The response to the election of Italy’s first black government minister Cécile Kyenge in 2013 provided a solemn reminder of the overt racism that still flourishes in parts of Europe. Mario Borghezio, a member of the European parliament for the Northern League, made the staggering claim that Kyenge would «impose her tribal traditions from the Congo» adding «she seems like a great housekeeper but not a government minister». Another Northern League politician, Roberto Calderoli, suggested that Kyenge had «the features of an orangutan», while former politician Dolores Valandro went as far as to call for the rape of the minister.
Undermining the Racist Rhetoric
«Orangutan» is artist and activist Karima 2G’s cutting and resoundingly tongue-in-cheek rejoinder. With a daring multimedia video, which intersperses images of wildlife with black power (risky, but it works) and a catchy hook that demands «Who the hell is? Orangutan O Orangutan Orang Orangutan», Karima skillfully undermines the Italian politician’s racist rhetoric. Karima appears incredulous at the comparisons between black people and monkeys when she sings: «I’m a supermodel. Here comes the big show. Smile, take take take my picture.» By responding in this way, she executes a mortal blow to any attempt that would seek to reduce Africans to sub-human status.
Growing up with a Nigerian father and an Irish mother in Ireland in the 1980s, I am all too familiar with this type of dehumanizing narrative. Certainly, a track like «Orangutan» would have provided a powerful antidote as I struggled to make sense of my identity in a land that was arguably my own, but simultaneously felt like it could never be home.

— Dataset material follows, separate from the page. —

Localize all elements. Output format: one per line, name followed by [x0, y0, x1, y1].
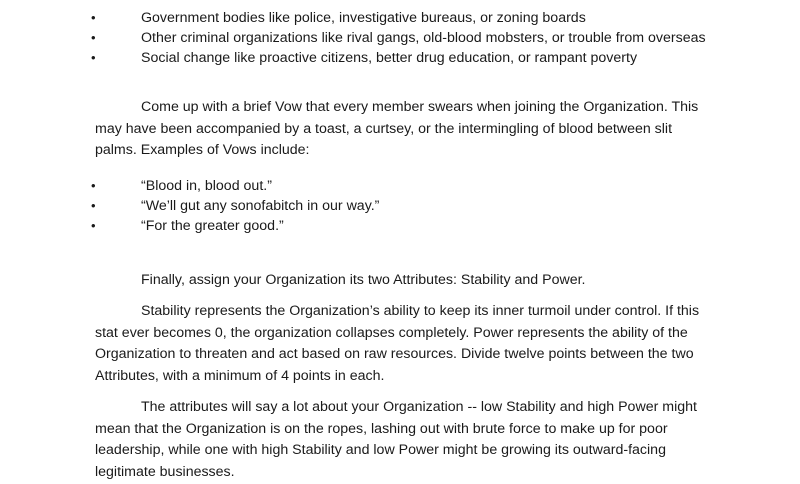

Music as a Tool for Social Justice, Change, and Transformation
This track demonstrates the importance of what it is that Karima 2G does. Her name 2G stands for second-generation, a direct reference to the phrase used to describe Italy’s exclusionary immigration policy. The racist policy, officially known as jus sanguinis, prevents children born to immigrant parents from obtaining Italian citizenship until they are at least eighteen years of age, after which point citizenship is still not guaranteed. Utilizing music as a tool for social justice, change, and transformation, Karima gives voice to Black Italians, while also encouraging them to celebrate their African heritage. Karima’s work is meaningful to people throughout the African Diaspora, but especially important to those from countries such as Ireland or Italy where their very presence is denied. Unlike countries such as the UK, which has a distinctive black British culture, there remain many other European nations in which Black people are discouraged from ever really belonging (legally and/or culturally). The sense of liminality is often compounded by the lack of a recognized black national identity in many such nations. For Afropeans from such spaces – where identities are effectively erased through an intersectional denial of their existence – whose lives are marked by invisibility, the contributions of artists such as Karima remain absolutely necessary.